BACKGROUND: Traditionally, treatment of psychosis has focused on the amelioration of psychopathology and return to adequate functioning: clinical recovery although there is growing recognition of the importance of subjective experiences associated with recovery: personal recovery. Positive psychiatry extends the focus of psychiatric treatment to go beyond the reduction of psychiatric symptoms and and improvement of functional disability to promote the attainment of well-being.
AIM: This article examined the conceptualization of well-being from the context of treatment for psychosis, its relationship with clinical recovery and highlighted some of challenges and implications for mental health services in promoting well-being.

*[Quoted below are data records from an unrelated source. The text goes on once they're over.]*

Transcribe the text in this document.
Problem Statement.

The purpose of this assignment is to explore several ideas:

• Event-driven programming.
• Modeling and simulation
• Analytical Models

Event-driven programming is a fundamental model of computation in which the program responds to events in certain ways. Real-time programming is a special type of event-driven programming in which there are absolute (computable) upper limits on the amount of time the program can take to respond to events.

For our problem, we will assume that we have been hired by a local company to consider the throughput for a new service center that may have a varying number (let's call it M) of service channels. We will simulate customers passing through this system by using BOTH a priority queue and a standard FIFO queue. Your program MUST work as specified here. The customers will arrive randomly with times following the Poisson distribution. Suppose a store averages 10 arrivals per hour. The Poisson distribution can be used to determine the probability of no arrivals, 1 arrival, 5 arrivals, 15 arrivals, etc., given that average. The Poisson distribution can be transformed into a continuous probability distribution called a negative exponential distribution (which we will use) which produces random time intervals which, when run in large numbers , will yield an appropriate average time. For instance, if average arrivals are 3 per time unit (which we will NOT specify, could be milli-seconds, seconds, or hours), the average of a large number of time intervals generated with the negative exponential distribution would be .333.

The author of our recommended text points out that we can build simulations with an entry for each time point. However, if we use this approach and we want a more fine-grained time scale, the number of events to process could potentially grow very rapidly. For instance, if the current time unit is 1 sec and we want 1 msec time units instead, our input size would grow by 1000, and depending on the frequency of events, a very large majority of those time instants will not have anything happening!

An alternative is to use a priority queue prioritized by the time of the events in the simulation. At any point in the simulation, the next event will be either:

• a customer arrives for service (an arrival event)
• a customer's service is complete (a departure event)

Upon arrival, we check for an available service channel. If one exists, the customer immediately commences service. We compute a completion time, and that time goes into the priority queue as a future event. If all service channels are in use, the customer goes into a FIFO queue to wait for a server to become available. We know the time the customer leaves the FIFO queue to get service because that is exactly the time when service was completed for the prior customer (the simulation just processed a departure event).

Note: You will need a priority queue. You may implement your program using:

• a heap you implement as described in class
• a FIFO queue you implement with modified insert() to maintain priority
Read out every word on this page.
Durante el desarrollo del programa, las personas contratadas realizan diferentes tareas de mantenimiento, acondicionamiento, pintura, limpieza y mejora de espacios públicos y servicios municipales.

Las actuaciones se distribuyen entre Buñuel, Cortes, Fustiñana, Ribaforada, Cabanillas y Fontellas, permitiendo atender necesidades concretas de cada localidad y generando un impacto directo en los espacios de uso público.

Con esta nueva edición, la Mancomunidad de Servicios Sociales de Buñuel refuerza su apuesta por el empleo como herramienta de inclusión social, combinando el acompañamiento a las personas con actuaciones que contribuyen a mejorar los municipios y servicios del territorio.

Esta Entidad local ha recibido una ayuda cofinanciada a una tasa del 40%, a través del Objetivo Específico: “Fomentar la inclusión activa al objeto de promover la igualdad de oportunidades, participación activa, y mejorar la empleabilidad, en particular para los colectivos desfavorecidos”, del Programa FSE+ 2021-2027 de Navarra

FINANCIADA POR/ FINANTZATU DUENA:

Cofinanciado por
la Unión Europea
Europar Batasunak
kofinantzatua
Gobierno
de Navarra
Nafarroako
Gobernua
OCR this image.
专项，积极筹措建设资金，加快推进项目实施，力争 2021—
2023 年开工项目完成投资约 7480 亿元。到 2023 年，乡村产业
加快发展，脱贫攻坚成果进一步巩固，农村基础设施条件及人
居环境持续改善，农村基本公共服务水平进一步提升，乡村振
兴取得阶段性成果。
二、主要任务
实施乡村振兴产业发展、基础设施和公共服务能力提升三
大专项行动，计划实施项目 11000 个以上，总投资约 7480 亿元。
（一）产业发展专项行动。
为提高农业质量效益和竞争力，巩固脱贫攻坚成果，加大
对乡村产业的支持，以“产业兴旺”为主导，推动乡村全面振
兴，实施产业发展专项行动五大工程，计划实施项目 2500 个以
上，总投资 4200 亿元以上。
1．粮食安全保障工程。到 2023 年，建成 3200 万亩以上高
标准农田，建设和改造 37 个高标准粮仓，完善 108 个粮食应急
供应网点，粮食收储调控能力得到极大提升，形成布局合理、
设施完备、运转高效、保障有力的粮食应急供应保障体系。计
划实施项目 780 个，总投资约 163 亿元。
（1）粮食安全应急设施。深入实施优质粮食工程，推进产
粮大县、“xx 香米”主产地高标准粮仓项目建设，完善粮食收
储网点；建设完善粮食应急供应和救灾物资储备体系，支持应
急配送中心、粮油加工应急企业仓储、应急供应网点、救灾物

DISCUSSION: Recovery from psychosis is a complex and individual process, where well-being is more than just the absence of mental illness. Clinical and personal recovery processes may contribute to well-being although further longitudinal studies are required. A recent framework for understanding well-being in psychosis helps address the lack of consensus in this field. There is a considerable overlap between the indicators of well-being in this model and the CHIME framework for personal recovery. Thus, interventions targeting personal recovery processes may be a potential way to promote well-being. Current mental health services face a considerable challenge if they are to fulfill the dual role of reducing psychopathology and/or disability whilst concurrently addressing personal recovery to promote well-being. The attainment of well-being may not only be a desirable treatment goal in recovery-orientated mental health services but also a potential protective factor against serious mental illness.